In a severe-weather scenario, the system flags the storm hours ahead, hardens the time-definite plan, and proposes alternate facilities for day-definite. We accept the rebalancing, and the network absorbs the hit without cascading delays. Customers feel it as “nothing happened,” which is exactly the point. The platform’s flywheel effect grows stronger each time a disruption is handled cleanly.
Agentic AI could recommend hub-level adjustments during events like major storms. Which decisions you’ll automate first, how do you keep humans in the loop, and what guardrails prevent cascading errors? Describe the proposed UI, approval flow, and rollback plan.
We’ll automate low-regret moves first: resequencing non-critical waves, pre-positioning trailers, and nudging cutoffs on day-definite. Humans remain the final gate on time-definite and safety-critical decisions; the AI presents options, confidence, and trade-offs. Guardrails include scope limits per decision, automatic backstops if KPIs drift, and audit trails so every click has provenance.
In the UI, operators see recommended actions with side-by-side impact on on-time and fill. Approval flow is tiered—local for routine tweaks, regional for cross-facility shifts. Rollback is one button: revert to last stable plan, with queued work reconciled so nothing gets stranded. The mood in the room changes when the tool feels like a colleague, not a black box.
Scaling physical AI — sensors and robotics — raises cybersecurity and safety stakes. How do you segment networks, secure firmware, and validate models against adversarial inputs? Share your incident response playbook and a real stress-test outcome.
We segment by function and criticality—robots, sensors, and business apps live on separate planes with strict gateways. Firmware is signed, version-pinned, and updated during controlled windows; unauthorized binaries simply won’t run. Models face adversarial validation where we inject bad scans, noisy sensors, and odd parcel geometries to confirm graceful degradation.
Our incident response is drill-heavy: detect, isolate, communicate, remediate, review. In a stress-test, we simulated corrupted sensor streams on a sort line; the system quarantined the feed, fell back to label scans, and kept flow moving while alerts rallied the team. Postmortem, we tightened anomaly thresholds and practiced the play again. The win is not zero incidents—it’s fast, transparent recovery.
What trade-offs have surprised you most — cost vs. reliability, speed vs. complexity, centralization vs. local autonomy — and how did you resolve them? Please include a concrete example with numbers and a postmortem takeaway.
The biggest surprise is how often chasing penny-per-stop savings threatens on-time in subtle ways. We learned to price risk explicitly and let time-definite win by default. Centralized brains are great, but local autonomy saves the day when a dock door jams or a microburst hits.

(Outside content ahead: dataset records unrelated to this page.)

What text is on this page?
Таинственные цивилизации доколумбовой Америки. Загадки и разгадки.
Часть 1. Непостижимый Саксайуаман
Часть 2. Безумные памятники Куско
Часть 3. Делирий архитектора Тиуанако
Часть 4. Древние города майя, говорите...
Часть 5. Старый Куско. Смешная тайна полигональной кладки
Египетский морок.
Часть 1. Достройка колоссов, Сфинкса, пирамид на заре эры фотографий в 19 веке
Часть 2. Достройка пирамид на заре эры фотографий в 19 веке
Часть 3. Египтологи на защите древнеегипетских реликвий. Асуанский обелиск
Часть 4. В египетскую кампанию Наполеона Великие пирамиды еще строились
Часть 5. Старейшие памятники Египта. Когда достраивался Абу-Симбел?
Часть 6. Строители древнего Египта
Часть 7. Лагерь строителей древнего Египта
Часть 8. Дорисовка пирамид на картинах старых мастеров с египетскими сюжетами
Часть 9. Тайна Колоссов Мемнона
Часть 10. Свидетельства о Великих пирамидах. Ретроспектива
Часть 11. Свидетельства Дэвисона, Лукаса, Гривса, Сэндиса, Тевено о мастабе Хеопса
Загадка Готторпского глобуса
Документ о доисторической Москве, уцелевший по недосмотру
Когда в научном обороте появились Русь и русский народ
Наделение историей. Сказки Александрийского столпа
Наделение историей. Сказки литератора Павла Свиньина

A concrete example: we tuned routing to squeeze more density and saw small pockets of near-misses on time-definite creep in during school start windows. After driver feedback, we retrained on time-of-day patterns, and the near-misses fell back without abandoning density. The postmortem truth: the street tells you where the math is blind; listen early, retrain often. Reliability is the dividend you protect so the rest of the gains compound.
What is your forecast for AI in parcel delivery?
Over the next several years, AI will shift from point tools to a fabric woven through operations—planning 100,000 routes a day, balancing the middle mile so airplanes and trucks run as full as possible, and scaling physical AI across thousands of dock doors in more than 20 hubs. By 2028, integrating AI into more than 50% of core workflows won’t be a headline; it will be housekeeping. RFID will extend shipper-to-carrier visibility, predictive maintenance will continue to bank hours—remember the 17,000 hours prevented and $10 million saved—and agentic systems will propose, with humans deciding. The winners will be the teams that treat the data platform as a flywheel and the frontline as co-designers, turning every scan, sensor ping, and storm into an opportunity to deliver on time, at lower cost, with calmer nights.